When I was a youth back in the early to mid sixties, I (along with my family) would watch the Ed Sullivan Show. While I did not care much for the singers, I was fascinated by the magicians and acrobatics he would have on.

One of my most memorable stunts Ed had on was a man who was fast with his hand and on his feet. This individual claimed he could place a plate one a stick, give the plate a spin and keep the plate balanced and spinning on the stick by moving the supporting stick under the plate in a circular movement. What fascinated me more was that this man said he was going to try and get twenty or more plates spinning on their sticks at the same time. However, as he started more and more plates spinning on their sticks, he had to constantly return to the early plates to add more energy to the sticks to keep the plates spinning or, as the slowed in their motion, they would shatter as they hit the floor.

Even though this individual was fast with his hands and feet, after he had set the twelfth plate spinning, the earlier ones would began to wobble and many fell off their sticks breaking on the floor. Although he got about twelve plats spinning, the rate of plates slowing to a wobble, losing gyroscopic balance and breaking as they hit the floor increased until he reached a point where he was just (pardon the pun) breaking even.

Like the plate spinner on the Ed Sullivan Show, evangelical Christianity is spinning “souls” on the stick of faith though emotionalism and the illogics of theology called dogma.

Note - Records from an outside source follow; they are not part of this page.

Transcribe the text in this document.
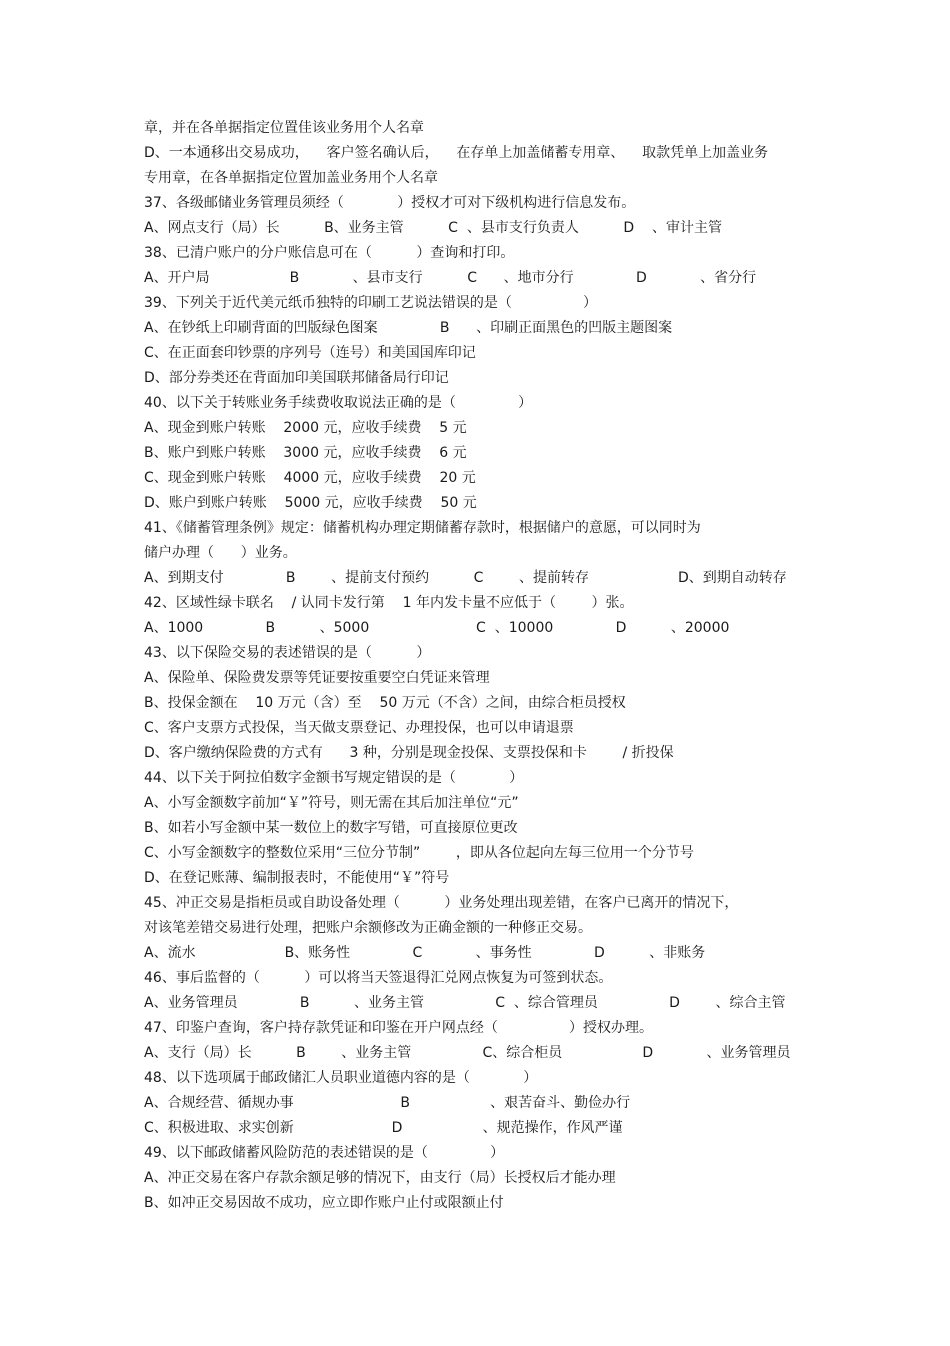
章，并在各单据指定位置佳该业务用个人名章
D、一本通移出交易成功，    客户签名确认后，    在存单上加盖储蓄专用章、    取款凭单上加盖业务
专用章，在各单据指定位置加盖业务用个人名章
37、各级邮储业务管理员须经（            ）授权才可对下级机构进行信息发布。
A、网点支行（局）长          B、业务主管          C  、县市支行负责人          D    、审计主管
38、已清户账户的分户账信息可在（          ）查询和打印。
A、开户局                  B            、县市支行          C      、地市分行              D            、省分行
39、下列关于近代美元纸币独特的印刷工艺说法错误的是（                ）
A、在钞纸上印刷背面的凹版绿色图案              B      、印刷正面黑色的凹版主题图案
C、在正面套印钞票的序列号（连号）和美国国库印记
D、部分券类还在背面加印美国联邦储备局行印记
40、以下关于转账业务手续费收取说法正确的是（              ）
A、现金到账户转账    2000 元，应收手续费    5 元
B、账户到账户转账    3000 元，应收手续费    6 元
C、现金到账户转账    4000 元，应收手续费    20 元
D、账户到账户转账    5000 元，应收手续费    50 元
41、《储蓄管理条例》规定：储蓄机构办理定期储蓄存款时，根据储户的意愿，可以同时为
储户办理（      ）业务。
A、到期支付              B        、提前支付预约          C        、提前转存                    D、到期自动转存
42、区域性绿卡联名    / 认同卡发行第    1 年内发卡量不应低于（        ）张。
A、1000              B          、5000                        C  、10000              D          、20000
43、以下保险交易的表述错误的是（          ）
A、保险单、保险费发票等凭证要按重要空白凭证来管理
B、投保金额在    10 万元（含）至    50 万元（不含）之间，由综合柜员授权
C、客户支票方式投保，当天做支票登记、办理投保，也可以申请退票
D、客户缴纳保险费的方式有      3 种，分别是现金投保、支票投保和卡        / 折投保
44、以下关于阿拉伯数字金额书写规定错误的是（            ）
A、小写金额数字前加“￥”符号，则无需在其后加注单位“元”
B、如若小写金额中某一数位上的数字写错，可直接原位更改
C、小写金额数字的整数位采用“三位分节制”        ，即从各位起向左每三位用一个分节号
D、在登记账薄、编制报表时，不能使用“￥”符号
45、冲正交易是指柜员或自助设备处理（          ）业务处理出现差错，在客户已离开的情况下，
对该笔差错交易进行处理，把账户余额修改为正确金额的一种修正交易。
A、流水                    B、账务性              C            、事务性              D          、非账务
46、事后监督的（          ）可以将当天签退得汇兑网点恢复为可签到状态。
A、业务管理员              B          、业务主管                C  、综合管理员                D        、综合主管
47、印鉴户查询，客户持存款凭证和印鉴在开户网点经（                ）授权办理。
A、支行（局）长          B        、业务主管                C、综合柜员                  D            、业务管理员
48、以下选项属于邮政储汇人员职业道德内容的是（            ）
A、合规经营、循规办事                        B                  、艰苦奋斗、勤俭办行
C、积极进取、求实创新                      D                  、规范操作，作风严谨
49、以下邮政储蓄风险防范的表述错误的是（              ）
A、冲正交易在客户存款余额足够的情况下，由支行（局）长授权后才能办理
B、如冲正交易因故不成功，应立即作账户止付或限额止付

Just as in the first two Great Awakenings, evangelical Christianity is constantly proselytizing souls for the Kingdom of God only to have many earlier souls looses their spiritual momentum, began to wobble in their faith and, if not pumped back into some gyroscopic spiritual sensationalism (though revivals or some other momentous hype spun by their particular sect or apologetics) they mentally break as they hit the floor of reality.

What is interesting here is that as evangelical Christianity races about to apologetically pump sticks of the faithful to regain lost spiritual gyroscopic energy, Christianity is itself changing or evolving as the spiritual realm moves closer to bridge the gap between it and the secular world (see my post on : The Fabrication of Religious “Truth”).

But in the world of faith, Christianity has an apologetic explanation. From the Protestant perspective, those souls who are able to ignore the secular world (either thought denial or some form of so-called Scriptural Separation) are usually labeled Calvinist. Those who wobble in their faith and mentally break on the floor of secular reality are considered as either “never saved” or, as the followers of Jacobus Arminius would put it: “They lost their salvation”. But at the very least, when the Christian mind is no long able to support the real conflict between the dual spiritual and secular mental perspectives, the saved soul is cited as “having lost the joy of their salvation”.

It is in just such a world and a decade after the death of one the major spiritual pillars and plate spinners known as Mother Teresa (set on a fast track for Catholic sainthood) that we will find many more spirituals plates began to wobble and fall. Though Mother Teresa was heralded by both Catholics and Protestants as a spiritual giant, her letters reveal a soul tormented by doubt of the divine to the point where she began to sound in like a “neo-atheist”.

In the end, this major spiritual plate spinner privately confessed that she came to accept and love her “godless spiritual darkness”.